I am supposed to prove that $\frac{x}{y} \leq \ln(y) - \ln(y-x)$ for $x, y \in \mathbb{R}$ with $0 \leq x < y$.

So I've been thinking about going with a case distinction. First is the obvious case for $x=0$. Then I thought about doing more case distinctions where I differ whether $|y - x|$ is smaller, equals or larger to 1. But already in th easiest case for $|y-x| = 1$ I pretty much get stuck. I have no idea how I'm supposed to get the logarithm into the inequality.
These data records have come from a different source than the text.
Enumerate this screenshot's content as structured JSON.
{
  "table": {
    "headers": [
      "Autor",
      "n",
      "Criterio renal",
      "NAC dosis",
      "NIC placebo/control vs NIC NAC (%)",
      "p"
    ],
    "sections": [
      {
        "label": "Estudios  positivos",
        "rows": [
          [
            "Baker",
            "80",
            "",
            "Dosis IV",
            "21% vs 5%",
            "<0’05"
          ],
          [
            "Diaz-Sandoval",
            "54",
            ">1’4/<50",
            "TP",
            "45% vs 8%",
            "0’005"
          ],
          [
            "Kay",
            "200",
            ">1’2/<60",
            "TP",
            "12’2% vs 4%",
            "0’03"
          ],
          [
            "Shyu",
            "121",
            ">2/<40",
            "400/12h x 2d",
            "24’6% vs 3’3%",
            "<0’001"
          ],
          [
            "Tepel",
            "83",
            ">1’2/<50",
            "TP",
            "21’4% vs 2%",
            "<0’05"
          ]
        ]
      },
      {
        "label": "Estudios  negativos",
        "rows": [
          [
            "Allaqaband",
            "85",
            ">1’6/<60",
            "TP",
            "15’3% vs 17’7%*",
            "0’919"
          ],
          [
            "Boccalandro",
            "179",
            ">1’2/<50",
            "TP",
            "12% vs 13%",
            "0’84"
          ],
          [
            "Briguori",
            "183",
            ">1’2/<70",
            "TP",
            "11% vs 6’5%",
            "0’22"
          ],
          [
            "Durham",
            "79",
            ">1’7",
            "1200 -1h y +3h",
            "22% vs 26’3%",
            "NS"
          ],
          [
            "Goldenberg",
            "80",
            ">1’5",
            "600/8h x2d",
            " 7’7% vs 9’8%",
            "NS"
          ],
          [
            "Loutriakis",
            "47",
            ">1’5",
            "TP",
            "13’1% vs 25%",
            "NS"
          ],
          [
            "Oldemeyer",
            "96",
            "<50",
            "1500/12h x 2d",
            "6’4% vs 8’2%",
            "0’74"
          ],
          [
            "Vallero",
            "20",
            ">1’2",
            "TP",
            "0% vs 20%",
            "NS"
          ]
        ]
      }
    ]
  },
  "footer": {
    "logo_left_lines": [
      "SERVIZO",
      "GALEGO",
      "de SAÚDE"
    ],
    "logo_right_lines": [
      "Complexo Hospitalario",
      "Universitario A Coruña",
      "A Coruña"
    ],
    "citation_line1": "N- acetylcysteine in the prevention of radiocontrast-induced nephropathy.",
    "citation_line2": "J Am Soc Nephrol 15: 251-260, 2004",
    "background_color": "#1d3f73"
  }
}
So I'd be more than glad about a tiny hint here.

Answer 1

We know $e^t \geq t + 1 $ for all $t$. In particular, $e^{-t} \leq \frac{1}{1+t}$.

Put $t = - \frac{x}{y}$. Then,

$$ e^{\frac{x}{y}} \leq \frac{1}{1 - \frac{x}{y}} \implies \frac{x}{y} \leq \ln \left( \frac{y}{y-x} \right)$$

as we wanted to show.

Answer 2

Hint:

Set $x=ty,\quad 0\le t<1$. You have to proove $$t\le \ln y-\ln(y-x)=-\ln(1-t).$$ Use the Taylor's series expansion of $\ln(1-t)$.

Answer 3

Consider the function $t\in [y-x,y]\to \ln t.$ Because of the mean value theorem for derivatives there exists $c\in (y-x,y)$ such that

$$\ln y-\ln(y-x)=\frac{d\ln}{dx}|_c (y-(y-x))=\frac{x}{c}.$$ Now, $x/c>x/y$ since $c<y.$